L'expression « un père et son fils ne doivent pas garder rancune toute la nuit » peut également signifier que les malentendus doivent être réglés immédiatement, que les conflits ne doivent pas rester irrésolus pendant la nuit et que les conjectures ne doivent pas nuire à la relation entre un père et son fils.

Mais il était certain que Jin Chengjie n'oserait jamais faire une chose pareille !

donc--

« Je reviendrai avec vous. Nous pourrons régler le problème de violation de droits d'auteur et de plagiat d'Hera. »

« Au fait, puis-je emprunter l'avocat personnel de votre poule aux œufs d'or ? »

Jin Chengjie : "..."

Il se demandait pourquoi Jiang Xiaoman se montrait soudainement si gentille, allant même jusqu'à vouloir l'accompagner pour retrouver son père. En fait, elle l'attendait ici !

Leur équipe juridique interne est très chère, d'accord ?

Jiang Xiaoman, tu es une créature si avide que tu ne fais que prendre et ne jamais donner !

Chapitre 279

Après avoir envoyé la lettre de l'avocat, Jiang Xiaoman cessa de s'en soucier. De toute façon, le brevet et les droits d'auteur étaient entre ses mains. Si vous en êtes capable, déterrez vos ancêtres et demandez-leur si les styles vestimentaires et les motifs de broderie de la Corée du Sud étaient leurs propres créations ou s'ils avaient été «

par hasard

» rapportés des prospères dynasties Han et Tang.

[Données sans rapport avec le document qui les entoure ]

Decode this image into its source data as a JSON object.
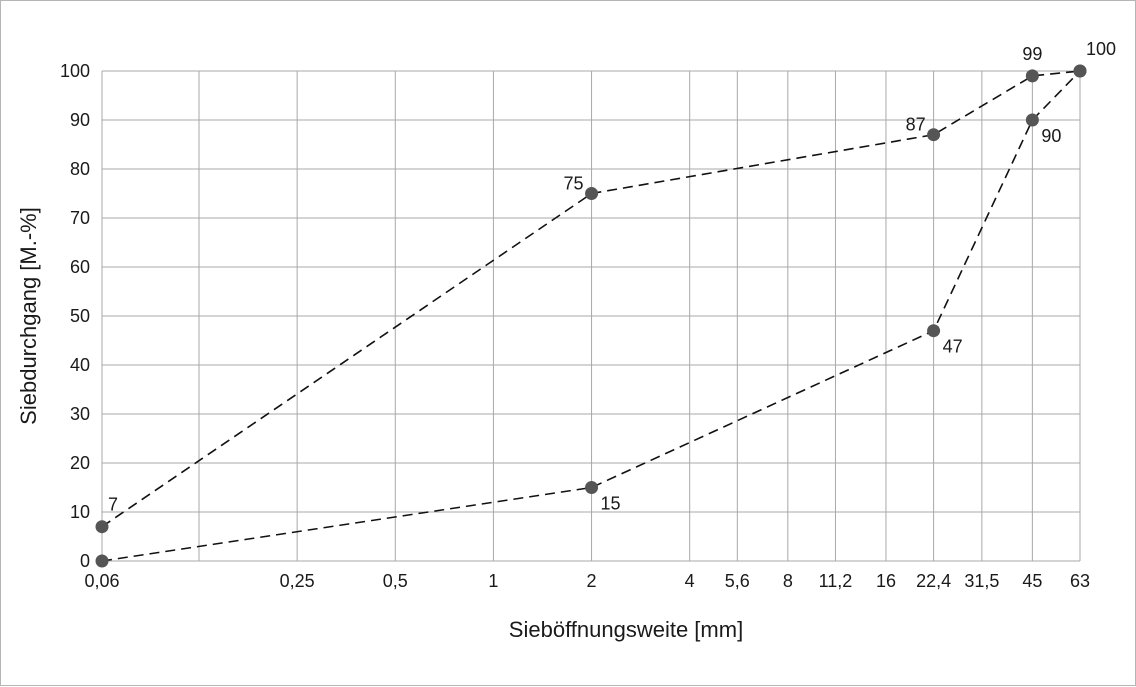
{
  "chart_data": {
    "type": "line",
    "xlabel": "Sieböffnungsweite [mm]",
    "ylabel": "Siebdurchgang [M.-%]",
    "x_scale": "log",
    "x_ticks": [
      {
        "value": 0.063,
        "label": "0,06"
      },
      {
        "value": 0.125,
        "label": ""
      },
      {
        "value": 0.25,
        "label": "0,25"
      },
      {
        "value": 0.5,
        "label": "0,5"
      },
      {
        "value": 1,
        "label": "1"
      },
      {
        "value": 2,
        "label": "2"
      },
      {
        "value": 4,
        "label": "4"
      },
      {
        "value": 5.6,
        "label": "5,6"
      },
      {
        "value": 8,
        "label": "8"
      },
      {
        "value": 11.2,
        "label": "11,2"
      },
      {
        "value": 16,
        "label": "16"
      },
      {
        "value": 22.4,
        "label": "22,4"
      },
      {
        "value": 31.5,
        "label": "31,5"
      },
      {
        "value": 45,
        "label": "45"
      },
      {
        "value": 63,
        "label": "63"
      }
    ],
    "ylim": [
      0,
      100
    ],
    "y_ticks": [
      0,
      10,
      20,
      30,
      40,
      50,
      60,
      70,
      80,
      90,
      100
    ],
    "grid": true,
    "series": [
      {
        "x": [
          0.063,
          2,
          22.4,
          45,
          63
        ],
        "y": [
          7,
          75,
          87,
          99,
          100
        ],
        "labels": [
          "7",
          "75",
          "87",
          "99",
          "100"
        ],
        "label_pos": [
          "above-right",
          "above-left",
          "above-left",
          "above",
          "above-right"
        ]
      },
      {
        "x": [
          0.063,
          2,
          22.4,
          45,
          63
        ],
        "y": [
          0,
          15,
          47,
          90,
          100
        ],
        "labels": [
          "",
          "15",
          "47",
          "90",
          ""
        ],
        "label_pos": [
          "none",
          "below-right",
          "below-right",
          "below-right",
          "none"
        ]
      }
    ]
  }
}
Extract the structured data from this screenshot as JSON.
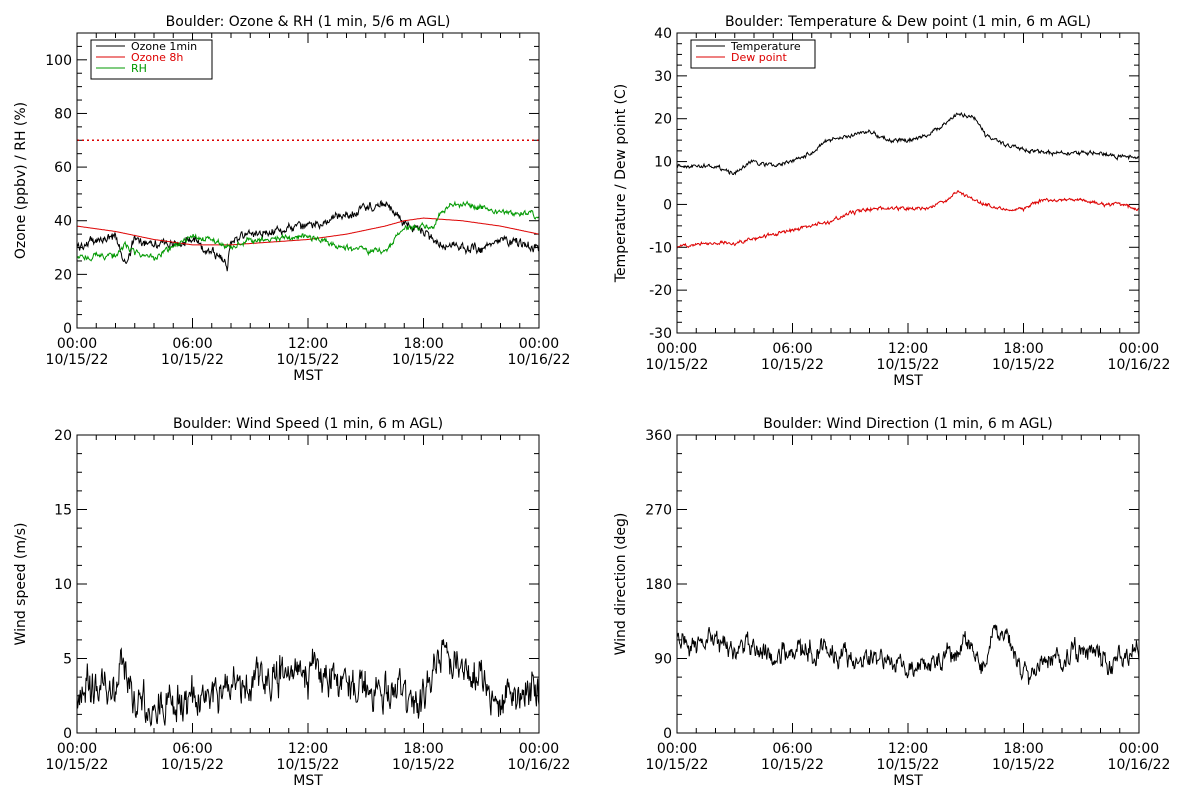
{
  "chart_data": [
    {
      "type": "line",
      "title": "Boulder: Ozone & RH (1 min, 5/6 m AGL)",
      "xlabel": "MST",
      "ylabel": "Ozone (ppbv) / RH (%)",
      "ylim": [
        0,
        110
      ],
      "yticks": [
        0,
        20,
        40,
        60,
        80,
        100
      ],
      "xlim": [
        0,
        24
      ],
      "xticks": [
        {
          "time": "00:00",
          "date": "10/15/22"
        },
        {
          "time": "06:00",
          "date": "10/15/22"
        },
        {
          "time": "12:00",
          "date": "10/15/22"
        },
        {
          "time": "18:00",
          "date": "10/15/22"
        },
        {
          "time": "00:00",
          "date": "10/16/22"
        }
      ],
      "legend_position": "top-left",
      "reference_lines": [
        {
          "y": 70,
          "color": "#dd0000",
          "style": "dotted"
        }
      ],
      "series": [
        {
          "name": "Ozone 1min",
          "color": "#000000",
          "x": [
            0,
            1,
            2,
            2.5,
            3,
            4,
            5,
            6,
            6.5,
            7,
            7.5,
            7.8,
            8,
            9,
            10,
            11,
            12,
            13,
            14,
            15,
            16,
            16.5,
            17,
            18,
            18.5,
            19,
            20,
            21,
            22,
            23,
            24
          ],
          "values": [
            30,
            33,
            34,
            24,
            33,
            32,
            31,
            33,
            30,
            29,
            26,
            22,
            33,
            35,
            36,
            37,
            38,
            40,
            42,
            45,
            46,
            43,
            39,
            36,
            32,
            31,
            30,
            29,
            33,
            32,
            30
          ]
        },
        {
          "name": "Ozone 8h",
          "color": "#dd0000",
          "x": [
            0,
            2,
            4,
            6,
            8,
            10,
            12,
            14,
            16,
            17,
            18,
            20,
            22,
            24
          ],
          "values": [
            38,
            36,
            33,
            31,
            31,
            32,
            33,
            35,
            38,
            40,
            41,
            40,
            38,
            35
          ]
        },
        {
          "name": "RH",
          "color": "#009900",
          "x": [
            0,
            1,
            2,
            2.5,
            3,
            4,
            5,
            6,
            7,
            8,
            9,
            10,
            11,
            12,
            13,
            14,
            15,
            16,
            16.5,
            17,
            18,
            18.5,
            19,
            19.5,
            20,
            21,
            22,
            23,
            24
          ],
          "values": [
            26,
            27,
            27,
            31,
            28,
            26,
            30,
            34,
            33,
            30,
            33,
            33,
            34,
            34,
            32,
            30,
            29,
            29,
            33,
            37,
            38,
            38,
            44,
            46,
            46,
            45,
            43,
            43,
            42
          ]
        }
      ]
    },
    {
      "type": "line",
      "title": "Boulder: Temperature & Dew point (1 min, 6 m AGL)",
      "xlabel": "MST",
      "ylabel": "Temperature / Dew point (C)",
      "ylim": [
        -30,
        40
      ],
      "yticks": [
        -30,
        -20,
        -10,
        0,
        10,
        20,
        30,
        40
      ],
      "xlim": [
        0,
        24
      ],
      "xticks": [
        {
          "time": "00:00",
          "date": "10/15/22"
        },
        {
          "time": "06:00",
          "date": "10/15/22"
        },
        {
          "time": "12:00",
          "date": "10/15/22"
        },
        {
          "time": "18:00",
          "date": "10/15/22"
        },
        {
          "time": "00:00",
          "date": "10/16/22"
        }
      ],
      "legend_position": "top-left",
      "series": [
        {
          "name": "Temperature",
          "color": "#000000",
          "x": [
            0,
            1,
            2,
            2.5,
            3,
            3.5,
            4,
            5,
            6,
            7,
            7.5,
            8,
            9,
            10,
            11,
            12,
            13,
            14,
            14.5,
            15,
            15.5,
            16,
            17,
            18,
            19,
            20,
            21,
            22,
            23,
            24
          ],
          "values": [
            9,
            9,
            9,
            8,
            7,
            9,
            10,
            9,
            10,
            12,
            14,
            15,
            16,
            17,
            15,
            15,
            16,
            19,
            21,
            21,
            20,
            16,
            14,
            13,
            12,
            12,
            12,
            12,
            11,
            11
          ]
        },
        {
          "name": "Dew point",
          "color": "#dd0000",
          "x": [
            0,
            1,
            2,
            3,
            4,
            5,
            6,
            7,
            8,
            9,
            10,
            11,
            12,
            13,
            14,
            14.5,
            15,
            16,
            17,
            18,
            19,
            20,
            21,
            22,
            23,
            24
          ],
          "values": [
            -10,
            -9,
            -9,
            -9,
            -8,
            -7,
            -6,
            -5,
            -4,
            -2,
            -1,
            -1,
            -1,
            -1,
            1,
            3,
            2,
            0,
            -1,
            -1,
            1,
            1,
            1,
            0,
            0,
            -1
          ]
        }
      ]
    },
    {
      "type": "line",
      "title": "Boulder: Wind Speed (1 min, 6 m AGL)",
      "xlabel": "MST",
      "ylabel": "Wind speed (m/s)",
      "ylim": [
        0,
        20
      ],
      "yticks": [
        0,
        5,
        10,
        15,
        20
      ],
      "xlim": [
        0,
        24
      ],
      "xticks": [
        {
          "time": "00:00",
          "date": "10/15/22"
        },
        {
          "time": "06:00",
          "date": "10/15/22"
        },
        {
          "time": "12:00",
          "date": "10/15/22"
        },
        {
          "time": "18:00",
          "date": "10/15/22"
        },
        {
          "time": "00:00",
          "date": "10/16/22"
        }
      ],
      "series": [
        {
          "color": "#000000",
          "x": [
            0,
            1,
            2,
            2.5,
            3,
            4,
            5,
            6,
            7,
            8,
            9,
            10,
            11,
            12,
            13,
            14,
            15,
            16,
            17,
            18,
            18.5,
            19,
            20,
            21,
            22,
            23,
            24
          ],
          "values": [
            2.5,
            3,
            2.8,
            4.5,
            2.2,
            1.8,
            2,
            2.2,
            2.5,
            3,
            3.5,
            4,
            4.2,
            4,
            3.8,
            3.5,
            3,
            2.8,
            2.2,
            2,
            5,
            5.5,
            4.5,
            3.5,
            2.5,
            3,
            2.5
          ]
        }
      ]
    },
    {
      "type": "line",
      "title": "Boulder: Wind Direction (1 min, 6 m AGL)",
      "xlabel": "MST",
      "ylabel": "Wind direction (deg)",
      "ylim": [
        0,
        360
      ],
      "yticks": [
        0,
        90,
        180,
        270,
        360
      ],
      "xlim": [
        0,
        24
      ],
      "xticks": [
        {
          "time": "00:00",
          "date": "10/15/22"
        },
        {
          "time": "06:00",
          "date": "10/15/22"
        },
        {
          "time": "12:00",
          "date": "10/15/22"
        },
        {
          "time": "18:00",
          "date": "10/15/22"
        },
        {
          "time": "00:00",
          "date": "10/16/22"
        }
      ],
      "series": [
        {
          "color": "#000000",
          "x": [
            0,
            1,
            2,
            3,
            4,
            5,
            6,
            7,
            8,
            9,
            10,
            11,
            12,
            13,
            14,
            15,
            15.5,
            16,
            16.5,
            17,
            17.5,
            18,
            19,
            20,
            21,
            22,
            22.5,
            23,
            24
          ],
          "values": [
            110,
            105,
            110,
            100,
            105,
            95,
            100,
            100,
            95,
            90,
            95,
            85,
            80,
            85,
            90,
            110,
            100,
            80,
            125,
            120,
            95,
            70,
            85,
            90,
            100,
            100,
            75,
            95,
            100
          ]
        }
      ]
    }
  ]
}
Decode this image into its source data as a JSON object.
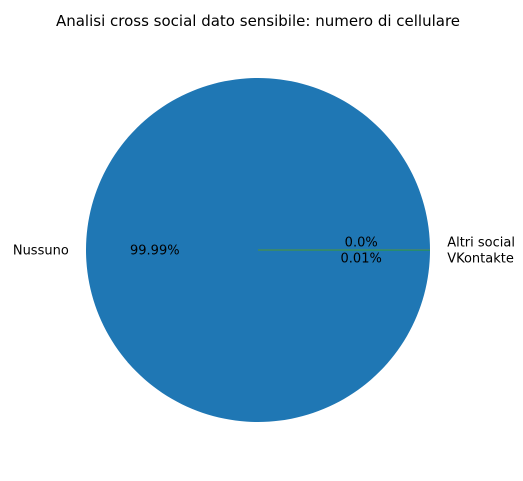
{
  "chart_data": {
    "type": "pie",
    "title": "Analisi cross social dato sensibile: numero di cellulare",
    "slices": [
      {
        "label": "Nussuno",
        "value": 99.99,
        "pct_label": "99.99%",
        "color": "#1f77b4"
      },
      {
        "label": "Altri social",
        "value": 0.0,
        "pct_label": "0.0%",
        "color": "#ff7f0e"
      },
      {
        "label": "VKontakte",
        "value": 0.01,
        "pct_label": "0.01%",
        "color": "#2ca02c"
      }
    ]
  }
}
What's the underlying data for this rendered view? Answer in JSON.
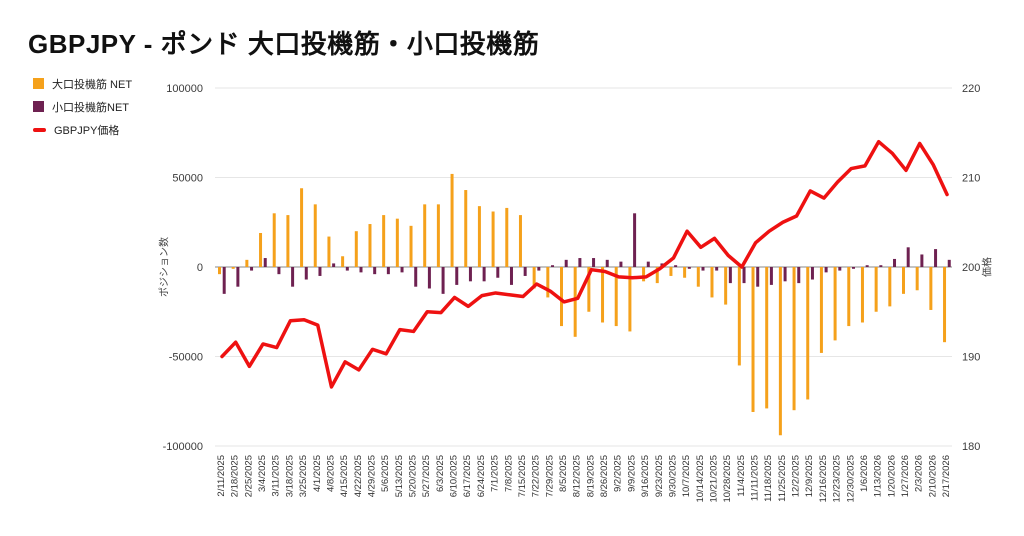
{
  "title": "GBPJPY - ポンド 大口投機筋・小口投機筋",
  "legend": [
    {
      "id": "large-net",
      "label": "大口投機筋  NET",
      "color": "#F5A11B",
      "swatch": "square"
    },
    {
      "id": "small-net",
      "label": "小口投機筋NET",
      "color": "#6E2151",
      "swatch": "square"
    },
    {
      "id": "price",
      "label": "GBPJPY価格",
      "color": "#EE1111",
      "swatch": "line"
    }
  ],
  "axes": {
    "left": {
      "label": "ポジション数",
      "ticks": [
        "100000",
        "50000",
        "0",
        "-50000",
        "-100000"
      ],
      "range": [
        -100000,
        100000
      ]
    },
    "right": {
      "label": "価格",
      "ticks": [
        "220",
        "210",
        "200",
        "190",
        "180"
      ],
      "range": [
        180,
        220
      ]
    }
  },
  "colors": {
    "grid": "#E6E6E6",
    "zero_line": "#A0A0A0",
    "tick_text": "#3C3C3C",
    "date_text": "#333333",
    "background": "#FFFFFF"
  },
  "chart_data": {
    "type": "bar",
    "subtype": "combo-bar-line",
    "title": "GBPJPY - ポンド 大口投機筋・小口投機筋",
    "xlabel": "",
    "ylabel_left": "ポジション数",
    "ylabel_right": "価格",
    "ylim_left": [
      -100000,
      100000
    ],
    "ylim_right": [
      180,
      220
    ],
    "grid": true,
    "legend_position": "top-left",
    "categories": [
      "2/11/2025",
      "2/18/2025",
      "2/25/2025",
      "3/4/2025",
      "3/11/2025",
      "3/18/2025",
      "3/25/2025",
      "4/1/2025",
      "4/8/2025",
      "4/15/2025",
      "4/22/2025",
      "4/29/2025",
      "5/6/2025",
      "5/13/2025",
      "5/20/2025",
      "5/27/2025",
      "6/3/2025",
      "6/10/2025",
      "6/17/2025",
      "6/24/2025",
      "7/1/2025",
      "7/8/2025",
      "7/15/2025",
      "7/22/2025",
      "7/29/2025",
      "8/5/2025",
      "8/12/2025",
      "8/19/2025",
      "8/26/2025",
      "9/2/2025",
      "9/9/2025",
      "9/16/2025",
      "9/23/2025",
      "9/30/2025",
      "10/7/2025",
      "10/14/2025",
      "10/21/2025",
      "10/28/2025",
      "11/4/2025",
      "11/11/2025",
      "11/18/2025",
      "11/25/2025",
      "12/2/2025",
      "12/9/2025",
      "12/16/2025",
      "12/23/2025",
      "12/30/2025",
      "1/6/2026",
      "1/13/2026",
      "1/20/2026",
      "1/27/2026",
      "2/3/2026",
      "2/10/2026",
      "2/17/2026"
    ],
    "series": [
      {
        "name": "大口投機筋  NET",
        "type": "bar",
        "axis": "left",
        "color": "#F5A11B",
        "values": [
          -4000,
          -1000,
          4000,
          19000,
          30000,
          29000,
          44000,
          35000,
          17000,
          6000,
          20000,
          24000,
          29000,
          27000,
          23000,
          35000,
          35000,
          52000,
          43000,
          34000,
          31000,
          33000,
          29000,
          -12000,
          -17000,
          -33000,
          -39000,
          -25000,
          -31000,
          -33000,
          -36000,
          -8000,
          -9000,
          -5000,
          -6000,
          -11000,
          -17000,
          -21000,
          -55000,
          -81000,
          -79000,
          -94000,
          -80000,
          -74000,
          -48000,
          -41000,
          -33000,
          -31000,
          -25000,
          -22000,
          -15000,
          -13000,
          -24000,
          -42000
        ]
      },
      {
        "name": "小口投機筋NET",
        "type": "bar",
        "axis": "left",
        "color": "#6E2151",
        "values": [
          -15000,
          -11000,
          -2000,
          5000,
          -4000,
          -11000,
          -7000,
          -5000,
          2000,
          -2000,
          -3000,
          -4000,
          -4000,
          -3000,
          -11000,
          -12000,
          -15000,
          -10000,
          -8000,
          -8000,
          -6000,
          -10000,
          -5000,
          -2000,
          1000,
          4000,
          5000,
          5000,
          4000,
          3000,
          30000,
          3000,
          2000,
          1000,
          -1000,
          -2000,
          -2000,
          -9000,
          -9000,
          -11000,
          -10000,
          -8000,
          -9000,
          -7000,
          -3000,
          -2000,
          -1000,
          1000,
          1000,
          4500,
          11000,
          7000,
          10000,
          4000
        ]
      },
      {
        "name": "GBPJPY価格",
        "type": "line",
        "axis": "right",
        "color": "#EE1111",
        "values": [
          190.0,
          191.6,
          188.9,
          191.4,
          191.0,
          194.0,
          194.1,
          193.5,
          186.6,
          189.4,
          188.5,
          190.8,
          190.3,
          193.0,
          192.8,
          195.0,
          194.9,
          196.6,
          195.6,
          196.8,
          197.1,
          196.9,
          196.7,
          198.1,
          197.3,
          196.1,
          196.5,
          199.7,
          199.5,
          198.9,
          198.8,
          198.9,
          199.8,
          201.0,
          204.0,
          202.2,
          203.2,
          201.3,
          200.0,
          202.7,
          204.0,
          205.0,
          205.7,
          208.5,
          207.7,
          209.5,
          211.0,
          211.3,
          214.0,
          212.7,
          210.8,
          213.8,
          211.4,
          208.1
        ]
      }
    ]
  }
}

Le plus important à l'heure actuelle est de « calmer la situation intérieure avant de résister à une agression extérieure » !

Jiang Xiaoman se fichait de savoir qui deviendrait Mme Jin. Ce qu'il voulait, c'était s'assurer que, pendant qu'il poursuivait ce designer voleur et méprisable, la situation ne dégénère pas au domicile du président Jin. Ils devaient s'unir face aux intrus. Ils ne pouvaient pas laisser la Corée du Sud s'emparer du trésor légué par leurs ancêtres !

Jin Yonghua n'aurait jamais imaginé que son fils, qui écoutait toujours Yan Susu le plus et était timide comme une souris, oserait revenir et « réclamer justice » pour sa mère.

Oh non, pour être précis, il a agi comme « médiateur » pour le couple.

En entendant les conseils désuets de son fils – « il vaut mieux que mari et femme se disent les choses franchement » et « ne pas gâcher des décennies d'affection » –, Jin Yonghua fut à la fois amusé et exaspéré. Il ne put s'empêcher de lever les yeux et de donner une tape derrière la tête à son fils !

« C’est quoi cet accent bizarre ? »

« Je t'ai envoyé à Langshan pour travailler sur des projets culturels et créatifs, pas pour bavarder sur les tantes et les grands-mères du village ! »

Bien qu'il ait été battu, Jin Chengjie a secrètement poussé un soupir de soulagement.

Xiaoman a raison. Comment un père et un fils peuvent-ils se fâcher du jour au lendemain

? Si on est incapable de dire à son propre père ce qu'on pense, peut-on encore les appeler père et fils

?

Depuis son enfance, Jin Chengjie n'avait jamais osé faire l'enfant gâté devant Jin Yonghua. Yan Susu avait beau essayer de le conditionner, lui répétait sans cesse de respecter et d'obéir à son père, elle avait oublié de lui dire que ce père n'était pas seulement le père de tous les enfants de la famille Jin, mais aussi le sien…

À cette pensée, Jin Chengjie abandonna résolument ses principes, se précipita vers son père et le serra fort dans ses bras. En l'enlaçant, il réalisa soudain à quel point son père avait vieilli.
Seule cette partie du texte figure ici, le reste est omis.